Friday, April 3, 2009

The Perfect Summer

Subtitled "England 1911, Just Before The Storm", I read this non-academic history as inspiration material for the P Division Call of Cthulhu campaign I'm in the process of brainstorming. I'd hoped it would live up to the title and provide of a portrait of Edwardian life on the brink of the cataclysm that would soon engulf the world, but what I got instead was a superficial sketch of English socialites and assorted rich folk dawdling about in the midst of an abnormally hot summer.
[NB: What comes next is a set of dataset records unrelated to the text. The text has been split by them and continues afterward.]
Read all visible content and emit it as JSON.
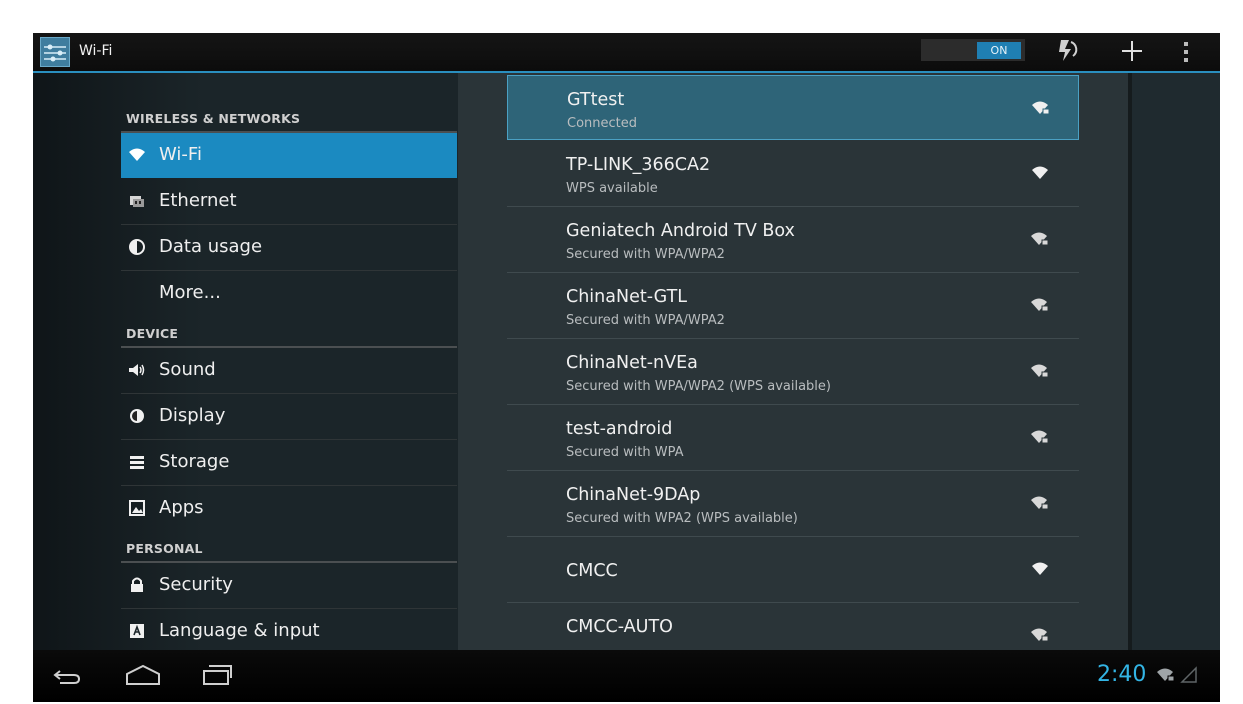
{
  "app": {
    "title": "Wi-Fi",
    "icon": "settings-sliders-icon"
  },
  "action_bar": {
    "toggle_label": "ON",
    "toggle_state": "on",
    "scan_icon": "wps-scan-icon",
    "add_icon": "add-network-icon",
    "overflow_icon": "overflow-menu-icon"
  },
  "sidebar": {
    "section_wireless": "WIRELESS & NETWORKS",
    "section_device": "DEVICE",
    "section_personal": "PERSONAL",
    "items": [
      {
        "label": "Wi-Fi",
        "icon": "wifi-icon",
        "selected": true
      },
      {
        "label": "Ethernet",
        "icon": "ethernet-icon"
      },
      {
        "label": "Data usage",
        "icon": "data-usage-icon"
      },
      {
        "label": "More...",
        "icon": ""
      },
      {
        "label": "Sound",
        "icon": "sound-icon"
      },
      {
        "label": "Display",
        "icon": "display-icon"
      },
      {
        "label": "Storage",
        "icon": "storage-icon"
      },
      {
        "label": "Apps",
        "icon": "apps-icon"
      },
      {
        "label": "Security",
        "icon": "lock-icon"
      },
      {
        "label": "Language & input",
        "icon": "language-icon"
      }
    ]
  },
  "networks": [
    {
      "ssid": "GTtest",
      "status": "Connected",
      "secured": true,
      "connected": true
    },
    {
      "ssid": "TP-LINK_366CA2",
      "status": "WPS available",
      "secured": false
    },
    {
      "ssid": "Geniatech Android TV Box",
      "status": "Secured with WPA/WPA2",
      "secured": true
    },
    {
      "ssid": "ChinaNet-GTL",
      "status": "Secured with WPA/WPA2",
      "secured": true
    },
    {
      "ssid": "ChinaNet-nVEa",
      "status": "Secured with WPA/WPA2 (WPS available)",
      "secured": true
    },
    {
      "ssid": "test-android",
      "status": "Secured with WPA",
      "secured": true
    },
    {
      "ssid": "ChinaNet-9DAp",
      "status": "Secured with WPA2 (WPS available)",
      "secured": true
    },
    {
      "ssid": "CMCC",
      "status": "",
      "secured": false
    },
    {
      "ssid": "CMCC-AUTO",
      "status": "",
      "secured": true
    }
  ],
  "system_bar": {
    "clock": "2:40",
    "back_icon": "back-icon",
    "home_icon": "home-icon",
    "recents_icon": "recents-icon"
  },
  "colors": {
    "accent": "#33b5e5",
    "selected": "#1b8ac1",
    "toggle_on": "#1f7fb3"
  }
}
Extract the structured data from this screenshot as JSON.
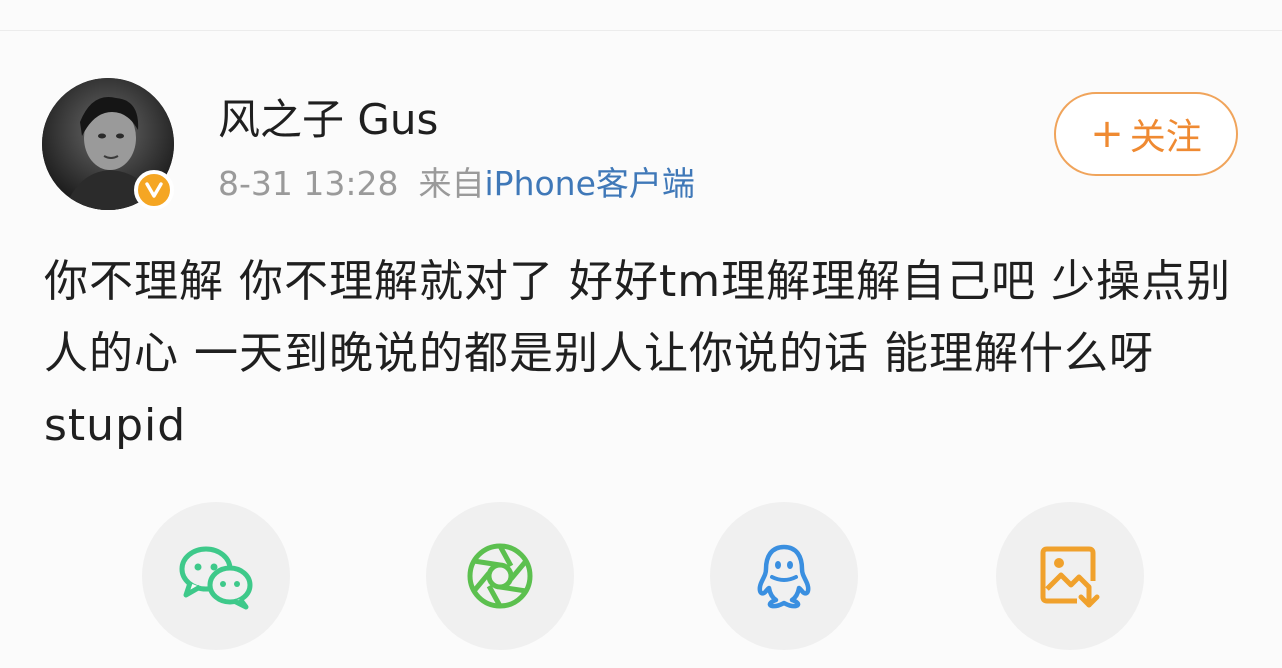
{
  "post": {
    "author": "风之子 Gus",
    "date": "8-31 13:28",
    "source_prefix": "来自",
    "source_device": "iPhone客户端",
    "follow_label": "关注",
    "follow_plus": "+",
    "text": "你不理解 你不理解就对了 好好tm理解理解自己吧 少操点别人的心 一天到晚说的都是别人让你说的话 能理解什么呀 stupid"
  },
  "share": {
    "buttons": [
      "wechat-icon",
      "moments-icon",
      "qq-icon",
      "save-image-icon"
    ]
  },
  "colors": {
    "accent_orange": "#ef8a32",
    "verified_badge": "#f5a623",
    "link_blue": "#3f78b8",
    "wechat_green": "#3ec98a",
    "moments_green": "#5cc04f",
    "qq_blue": "#3a8fe0",
    "save_orange": "#f0a12c"
  }
}
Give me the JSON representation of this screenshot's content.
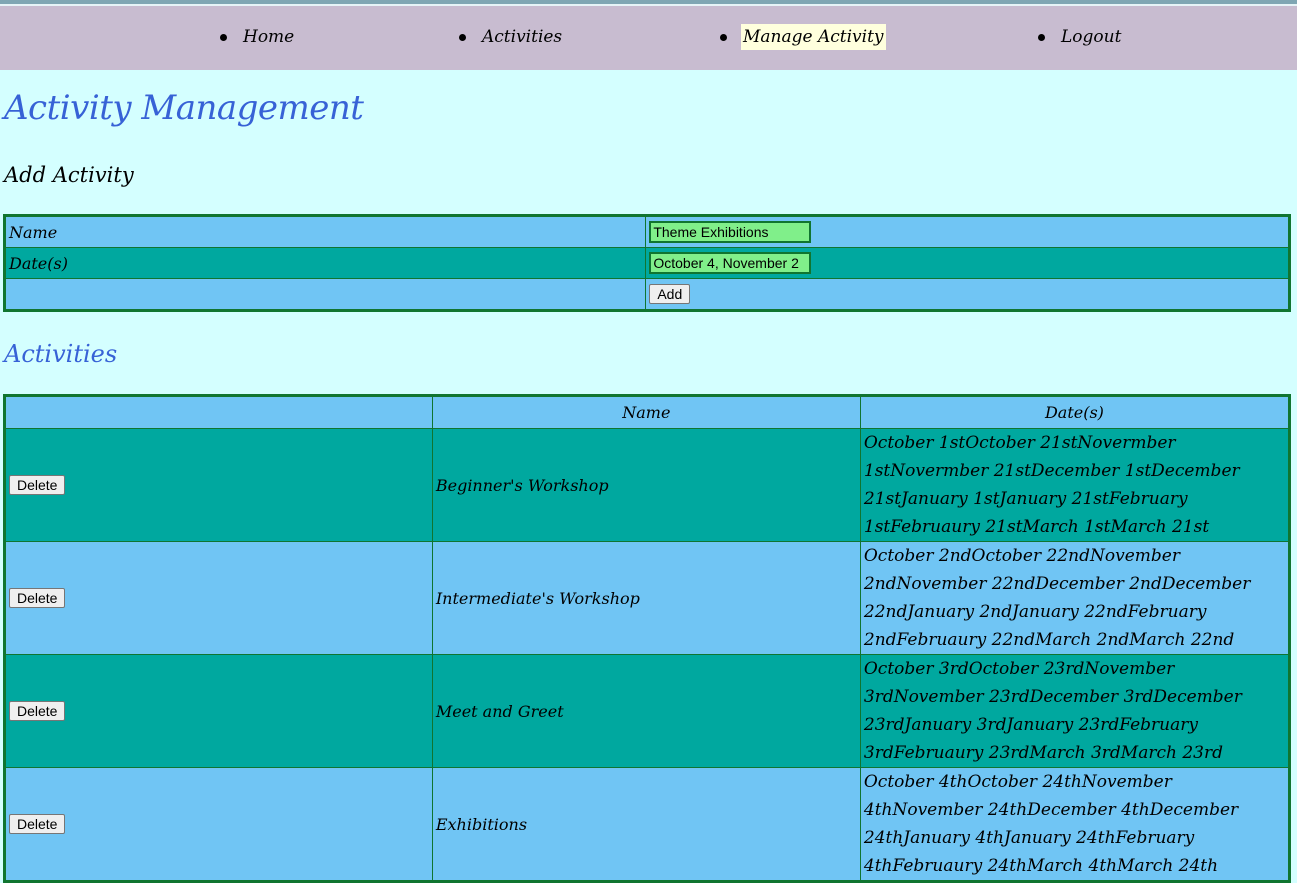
{
  "nav": {
    "items": [
      {
        "label": "Home",
        "active": false
      },
      {
        "label": "Activities",
        "active": false
      },
      {
        "label": "Manage Activity",
        "active": true
      },
      {
        "label": "Logout",
        "active": false
      }
    ]
  },
  "page": {
    "title": "Activity Management",
    "add_heading": "Add Activity",
    "list_heading": "Activities"
  },
  "form": {
    "name_label": "Name",
    "name_value": "Theme Exhibitions",
    "dates_label": "Date(s)",
    "dates_value": "October 4, November 2",
    "add_label": "Add"
  },
  "table": {
    "headers": [
      "",
      "Name",
      "Date(s)"
    ],
    "delete_label": "Delete",
    "rows": [
      {
        "name": "Beginner's Workshop",
        "dates": "October 1stOctober 21stNovermber 1stNovermber 21stDecember 1stDecember 21stJanuary 1stJanuary 21stFebruary 1stFebruaury 21stMarch 1stMarch 21st"
      },
      {
        "name": "Intermediate's Workshop",
        "dates": "October 2ndOctober 22ndNovember 2ndNovember 22ndDecember 2ndDecember 22ndJanuary 2ndJanuary 22ndFebruary 2ndFebruaury 22ndMarch 2ndMarch 22nd"
      },
      {
        "name": "Meet and Greet",
        "dates": "October 3rdOctober 23rdNovember 3rdNovember 23rdDecember 3rdDecember 23rdJanuary 3rdJanuary 23rdFebruary 3rdFebruaury 23rdMarch 3rdMarch 23rd"
      },
      {
        "name": "Exhibitions",
        "dates": "October 4thOctober 24thNovember 4thNovember 24thDecember 4thDecember 24thJanuary 4thJanuary 24thFebruary 4thFebruaury 24thMarch 4thMarch 24th"
      }
    ]
  },
  "colors": {
    "page_background": "#d4ffff",
    "nav_background": "#c8bcd0",
    "heading_blue": "#3762d6",
    "row_light": "#70c5f4",
    "row_dark": "#00a89f",
    "table_border": "#107530",
    "input_background": "#80ef8a",
    "active_nav_highlight": "#ffffdd"
  }
}
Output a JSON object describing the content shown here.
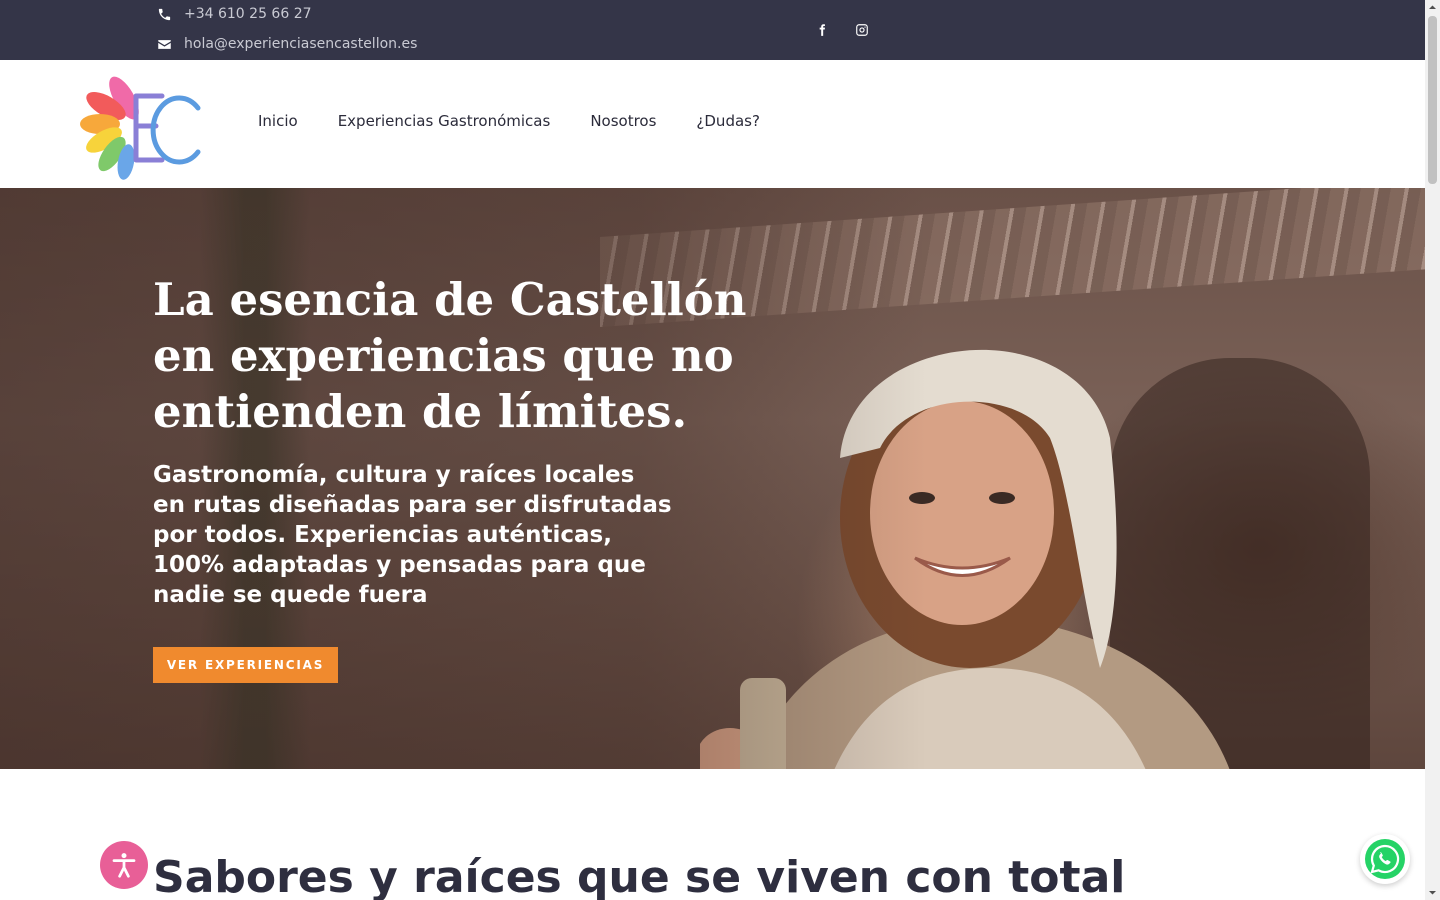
{
  "topbar": {
    "phone": "+34 610 25 66 27",
    "email": "hola@experienciasencastellon.es",
    "phone_icon": "phone-icon",
    "email_icon": "envelope-icon",
    "social": [
      "facebook-icon",
      "instagram-icon"
    ]
  },
  "header": {
    "logo_alt": "EC",
    "nav": [
      "Inicio",
      "Experiencias Gastronómicas",
      "Nosotros",
      "¿Dudas?"
    ]
  },
  "hero": {
    "title": "La esencia de Castellón en experiencias que no entienden de límites.",
    "subtitle": "Gastronomía, cultura y raíces locales en rutas diseñadas para ser disfrutadas por todos. Experiencias auténticas, 100% adaptadas y pensadas para que nadie se quede fuera",
    "cta": "VER EXPERIENCIAS"
  },
  "section": {
    "title": "Sabores y raíces que se viven con total"
  },
  "widgets": {
    "accessibility_icon": "accessibility-icon",
    "whatsapp_icon": "whatsapp-icon"
  },
  "colors": {
    "topbar_bg": "#343548",
    "accent": "#f08a2e",
    "accessibility": "#e85f97",
    "whatsapp": "#25d366"
  }
}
The 1911 summer was certainly eventful enough in England, with the passage of the Parliament Act that officially established democracy in a country that had been lurching that way in fits since the 17th century, divisive fights over Home Rule in Ireland, women's suffrage, trade unionism, and a growing crisis with Germany that solidified the Anglo-French alliance leading towards the war that would wreak Europe three years later. All of these things are touched on, but that touch is utterly inconsequential. The author, Juliet Nicolson, is more concerned with the adultery and mild scandals of the noble class, which would all be fine and good if she focused on that subject and brought some meaning out of it. Instead, Nicolson gives it all the attention of a contemporary society page, foregoing any attempt at historical context. Her apathy is the ruin of the book, which fails so utterly that the only attention she pays to "the Storm" is to end with the wartime death of a character she writes all of one paragraph on in the 294 page book. This was crap, a slog to get through, and a waste of my time.